Créer un parquet dédié
Face aux journalistes le 29 décembre, Gérald Darmanin a aussi plaidé pour la création d'un parquet dédié à la lutte contre la criminalité organisée. Il avait ainsi trouvé "étonnant que le narcobanditisme, qui est la grande menace pour la société, n'ait pas son propre parquet composé de magistrats experts". Cette mesure avait déjà été plébiscitée par son prédécesseur, Eric Dupond-Moretti, qui avait fait part en avril dernier dans La Tribune du dimanche de sa volonté de créer un parquet baptisé "Pnaco" (Parquet national anticriminalité organisée) afin de "renforcer notre arsenal judiciaire pour mieux lutter contre la délinquance du haut du spectre".
A l'époque, le président de l'Union syndicale des magistrats, Ludovic Friat, avait semblé convaincu par la proposition, estimant qu'"il nous faut une juridiction spécialisée". "Nous sommes face à une menace qui nécessite un autre dimensionnement de la police judiciaire et de la justice", avait-il ajouté.
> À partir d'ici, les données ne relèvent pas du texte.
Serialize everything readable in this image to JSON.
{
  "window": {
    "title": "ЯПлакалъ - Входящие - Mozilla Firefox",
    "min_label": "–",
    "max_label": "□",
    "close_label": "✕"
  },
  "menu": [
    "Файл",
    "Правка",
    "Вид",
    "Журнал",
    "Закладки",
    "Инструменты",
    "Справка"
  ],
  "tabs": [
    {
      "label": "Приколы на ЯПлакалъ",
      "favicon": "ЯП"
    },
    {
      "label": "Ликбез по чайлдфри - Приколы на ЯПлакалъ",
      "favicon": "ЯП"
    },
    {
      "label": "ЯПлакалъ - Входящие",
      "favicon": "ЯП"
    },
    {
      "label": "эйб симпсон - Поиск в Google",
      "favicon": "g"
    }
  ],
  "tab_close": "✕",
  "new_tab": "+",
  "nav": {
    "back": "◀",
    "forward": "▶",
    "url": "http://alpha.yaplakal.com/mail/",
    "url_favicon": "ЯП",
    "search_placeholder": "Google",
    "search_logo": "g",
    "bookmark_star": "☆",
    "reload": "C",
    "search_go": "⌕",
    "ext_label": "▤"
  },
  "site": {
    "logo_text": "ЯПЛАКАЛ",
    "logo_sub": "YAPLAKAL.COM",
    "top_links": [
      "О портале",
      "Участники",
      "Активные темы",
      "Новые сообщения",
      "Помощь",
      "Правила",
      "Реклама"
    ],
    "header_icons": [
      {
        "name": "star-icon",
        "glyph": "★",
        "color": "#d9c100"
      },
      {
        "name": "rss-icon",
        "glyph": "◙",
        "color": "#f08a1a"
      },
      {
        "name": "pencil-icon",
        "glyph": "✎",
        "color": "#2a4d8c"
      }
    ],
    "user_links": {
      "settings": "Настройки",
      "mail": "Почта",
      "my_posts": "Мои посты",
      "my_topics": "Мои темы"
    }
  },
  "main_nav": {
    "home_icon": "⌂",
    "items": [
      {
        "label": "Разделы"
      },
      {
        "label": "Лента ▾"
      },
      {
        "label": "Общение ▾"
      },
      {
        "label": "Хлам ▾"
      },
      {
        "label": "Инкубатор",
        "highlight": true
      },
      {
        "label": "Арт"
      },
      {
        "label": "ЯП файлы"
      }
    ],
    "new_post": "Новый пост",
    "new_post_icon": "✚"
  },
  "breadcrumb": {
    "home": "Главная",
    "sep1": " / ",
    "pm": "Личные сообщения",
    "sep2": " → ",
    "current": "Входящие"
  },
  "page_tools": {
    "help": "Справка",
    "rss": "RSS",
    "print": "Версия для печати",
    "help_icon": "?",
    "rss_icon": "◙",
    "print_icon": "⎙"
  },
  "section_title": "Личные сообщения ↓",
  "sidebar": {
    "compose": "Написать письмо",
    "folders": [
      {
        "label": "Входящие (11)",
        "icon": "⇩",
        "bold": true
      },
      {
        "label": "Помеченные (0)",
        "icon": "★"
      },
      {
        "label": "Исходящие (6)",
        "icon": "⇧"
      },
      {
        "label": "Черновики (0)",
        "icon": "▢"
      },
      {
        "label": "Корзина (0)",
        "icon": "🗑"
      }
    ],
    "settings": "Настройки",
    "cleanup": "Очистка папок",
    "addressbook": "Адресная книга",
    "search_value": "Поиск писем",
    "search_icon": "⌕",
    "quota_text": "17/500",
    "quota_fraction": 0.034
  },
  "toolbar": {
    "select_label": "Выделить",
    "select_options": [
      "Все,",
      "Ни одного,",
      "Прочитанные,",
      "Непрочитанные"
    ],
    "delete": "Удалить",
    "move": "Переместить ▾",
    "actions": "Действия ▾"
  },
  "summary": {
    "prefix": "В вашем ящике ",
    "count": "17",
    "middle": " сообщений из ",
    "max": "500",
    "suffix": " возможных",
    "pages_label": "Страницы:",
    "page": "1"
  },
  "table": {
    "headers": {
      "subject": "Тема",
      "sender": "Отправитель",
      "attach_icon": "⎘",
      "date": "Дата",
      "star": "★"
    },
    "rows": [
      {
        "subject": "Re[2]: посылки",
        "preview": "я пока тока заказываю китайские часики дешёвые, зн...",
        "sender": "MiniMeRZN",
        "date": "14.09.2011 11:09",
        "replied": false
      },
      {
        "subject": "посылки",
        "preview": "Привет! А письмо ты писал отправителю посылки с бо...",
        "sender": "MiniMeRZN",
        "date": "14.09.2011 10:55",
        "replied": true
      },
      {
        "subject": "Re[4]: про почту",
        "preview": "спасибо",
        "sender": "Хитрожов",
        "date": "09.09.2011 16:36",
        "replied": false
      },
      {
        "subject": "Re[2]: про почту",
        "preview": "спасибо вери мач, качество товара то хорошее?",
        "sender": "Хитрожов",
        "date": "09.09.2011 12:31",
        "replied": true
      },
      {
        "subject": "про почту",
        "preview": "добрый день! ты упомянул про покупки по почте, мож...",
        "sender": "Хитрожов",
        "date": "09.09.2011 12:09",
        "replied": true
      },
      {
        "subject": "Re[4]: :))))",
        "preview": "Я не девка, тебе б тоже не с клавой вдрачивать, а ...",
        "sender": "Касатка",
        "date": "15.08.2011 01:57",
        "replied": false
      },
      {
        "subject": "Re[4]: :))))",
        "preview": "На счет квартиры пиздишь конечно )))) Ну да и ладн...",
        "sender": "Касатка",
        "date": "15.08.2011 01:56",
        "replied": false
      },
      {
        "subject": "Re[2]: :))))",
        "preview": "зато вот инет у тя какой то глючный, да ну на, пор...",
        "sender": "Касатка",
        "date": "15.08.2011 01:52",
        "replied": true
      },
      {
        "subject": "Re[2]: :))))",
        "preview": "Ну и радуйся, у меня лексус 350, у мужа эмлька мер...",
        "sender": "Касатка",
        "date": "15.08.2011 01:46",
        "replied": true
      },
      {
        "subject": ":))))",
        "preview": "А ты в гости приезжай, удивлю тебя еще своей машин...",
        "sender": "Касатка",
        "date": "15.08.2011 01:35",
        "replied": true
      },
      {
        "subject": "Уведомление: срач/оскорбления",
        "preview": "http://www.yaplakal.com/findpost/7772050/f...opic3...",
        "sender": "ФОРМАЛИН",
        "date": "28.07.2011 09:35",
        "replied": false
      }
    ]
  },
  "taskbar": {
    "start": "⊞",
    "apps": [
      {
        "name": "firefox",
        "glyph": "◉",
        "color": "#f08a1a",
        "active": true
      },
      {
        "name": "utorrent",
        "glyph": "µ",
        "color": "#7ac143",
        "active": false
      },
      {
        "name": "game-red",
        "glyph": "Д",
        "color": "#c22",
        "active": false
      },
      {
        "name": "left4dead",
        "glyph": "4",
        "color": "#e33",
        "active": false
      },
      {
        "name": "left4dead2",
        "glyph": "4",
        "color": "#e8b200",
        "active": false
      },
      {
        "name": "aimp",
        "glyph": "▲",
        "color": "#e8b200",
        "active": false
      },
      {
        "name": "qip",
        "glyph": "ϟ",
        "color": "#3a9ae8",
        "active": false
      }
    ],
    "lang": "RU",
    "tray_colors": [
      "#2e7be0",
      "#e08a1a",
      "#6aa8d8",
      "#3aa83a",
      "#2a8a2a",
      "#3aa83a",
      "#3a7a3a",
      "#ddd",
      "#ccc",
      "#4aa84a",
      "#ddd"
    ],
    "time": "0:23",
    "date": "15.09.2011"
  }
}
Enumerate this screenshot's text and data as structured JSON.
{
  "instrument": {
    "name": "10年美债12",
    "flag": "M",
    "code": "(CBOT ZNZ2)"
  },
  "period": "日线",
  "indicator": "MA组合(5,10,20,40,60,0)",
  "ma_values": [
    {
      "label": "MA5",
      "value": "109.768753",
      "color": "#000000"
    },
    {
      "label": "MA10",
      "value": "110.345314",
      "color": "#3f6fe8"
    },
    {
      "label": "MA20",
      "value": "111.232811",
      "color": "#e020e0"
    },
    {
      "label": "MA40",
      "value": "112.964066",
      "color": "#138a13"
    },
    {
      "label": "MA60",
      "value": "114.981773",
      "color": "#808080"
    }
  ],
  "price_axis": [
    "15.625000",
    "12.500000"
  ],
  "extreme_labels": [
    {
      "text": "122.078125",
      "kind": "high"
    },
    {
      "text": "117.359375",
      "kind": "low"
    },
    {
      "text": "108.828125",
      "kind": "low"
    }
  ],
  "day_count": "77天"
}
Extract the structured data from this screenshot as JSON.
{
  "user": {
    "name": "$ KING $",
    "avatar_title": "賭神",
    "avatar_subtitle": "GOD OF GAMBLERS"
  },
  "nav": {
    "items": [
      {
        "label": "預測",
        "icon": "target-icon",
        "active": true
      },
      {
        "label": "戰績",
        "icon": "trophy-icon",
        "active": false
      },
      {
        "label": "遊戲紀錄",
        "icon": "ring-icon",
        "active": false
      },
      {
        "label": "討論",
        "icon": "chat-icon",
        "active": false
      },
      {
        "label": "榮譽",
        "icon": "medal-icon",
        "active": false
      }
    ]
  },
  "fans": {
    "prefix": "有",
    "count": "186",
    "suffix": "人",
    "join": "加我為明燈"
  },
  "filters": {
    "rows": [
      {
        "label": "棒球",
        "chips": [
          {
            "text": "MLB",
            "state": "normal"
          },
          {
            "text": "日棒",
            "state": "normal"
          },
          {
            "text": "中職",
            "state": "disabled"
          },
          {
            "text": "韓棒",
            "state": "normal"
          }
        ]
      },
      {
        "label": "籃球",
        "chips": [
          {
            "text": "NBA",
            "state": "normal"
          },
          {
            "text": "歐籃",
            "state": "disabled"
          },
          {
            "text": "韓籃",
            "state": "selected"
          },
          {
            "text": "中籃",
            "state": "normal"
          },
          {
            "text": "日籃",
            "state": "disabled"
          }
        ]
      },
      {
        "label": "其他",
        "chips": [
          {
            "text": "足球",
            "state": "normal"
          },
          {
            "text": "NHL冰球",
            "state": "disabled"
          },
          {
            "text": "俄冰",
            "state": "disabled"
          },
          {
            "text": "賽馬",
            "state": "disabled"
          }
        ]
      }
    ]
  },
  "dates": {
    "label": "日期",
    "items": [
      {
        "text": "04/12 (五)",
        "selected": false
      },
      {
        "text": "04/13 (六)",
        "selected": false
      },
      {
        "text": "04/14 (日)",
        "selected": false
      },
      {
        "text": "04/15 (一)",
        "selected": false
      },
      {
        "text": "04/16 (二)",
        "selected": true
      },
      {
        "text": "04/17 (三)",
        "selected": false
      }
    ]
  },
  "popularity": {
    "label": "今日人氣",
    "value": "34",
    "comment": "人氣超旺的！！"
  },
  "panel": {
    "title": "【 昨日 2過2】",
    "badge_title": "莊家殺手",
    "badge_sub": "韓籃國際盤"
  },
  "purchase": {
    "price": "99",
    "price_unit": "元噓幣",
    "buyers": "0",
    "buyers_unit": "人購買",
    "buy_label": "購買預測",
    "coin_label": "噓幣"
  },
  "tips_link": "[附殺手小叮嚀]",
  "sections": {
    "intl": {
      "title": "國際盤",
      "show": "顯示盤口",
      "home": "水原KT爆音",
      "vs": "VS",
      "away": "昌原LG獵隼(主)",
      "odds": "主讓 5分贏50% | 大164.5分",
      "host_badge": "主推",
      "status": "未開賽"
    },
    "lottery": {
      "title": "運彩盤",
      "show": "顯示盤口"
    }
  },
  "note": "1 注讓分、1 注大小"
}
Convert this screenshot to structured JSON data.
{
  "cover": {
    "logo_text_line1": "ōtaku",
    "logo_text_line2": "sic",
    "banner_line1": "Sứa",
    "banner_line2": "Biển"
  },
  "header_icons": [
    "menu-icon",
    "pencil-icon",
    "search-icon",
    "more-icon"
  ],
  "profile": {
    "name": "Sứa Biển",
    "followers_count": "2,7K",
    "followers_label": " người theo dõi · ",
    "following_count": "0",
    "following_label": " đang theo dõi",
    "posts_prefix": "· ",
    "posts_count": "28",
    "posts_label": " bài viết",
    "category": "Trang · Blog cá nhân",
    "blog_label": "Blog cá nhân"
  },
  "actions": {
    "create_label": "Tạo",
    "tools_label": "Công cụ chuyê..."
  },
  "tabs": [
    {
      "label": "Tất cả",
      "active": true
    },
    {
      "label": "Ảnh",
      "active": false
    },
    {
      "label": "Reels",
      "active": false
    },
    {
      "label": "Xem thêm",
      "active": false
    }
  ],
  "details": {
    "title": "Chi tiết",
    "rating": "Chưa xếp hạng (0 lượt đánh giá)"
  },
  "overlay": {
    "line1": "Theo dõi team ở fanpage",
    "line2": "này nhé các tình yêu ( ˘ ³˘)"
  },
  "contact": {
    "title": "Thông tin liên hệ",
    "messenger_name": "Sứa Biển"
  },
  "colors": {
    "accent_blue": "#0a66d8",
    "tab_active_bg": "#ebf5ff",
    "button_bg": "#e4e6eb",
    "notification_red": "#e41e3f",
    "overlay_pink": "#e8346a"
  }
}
En novembre dernier, lorsque Didier Migaud avait plébiscité à son tour cette mesure, Aurélien Martini, vice-procureur au tribunal judiciaire de Melun, avait paru convaincu, percevant dans ce parquet spécialisé la possibilité "d'avoir une unité de coordination" dotée d'"une vision d'ensemble de la lutte contre la criminalité organisée comme le Parquet national antiterroriste". Toutefois, "il faut que ça se fasse avec plus d'effectifs" et pas "à moyens constants", avait-il prévenu.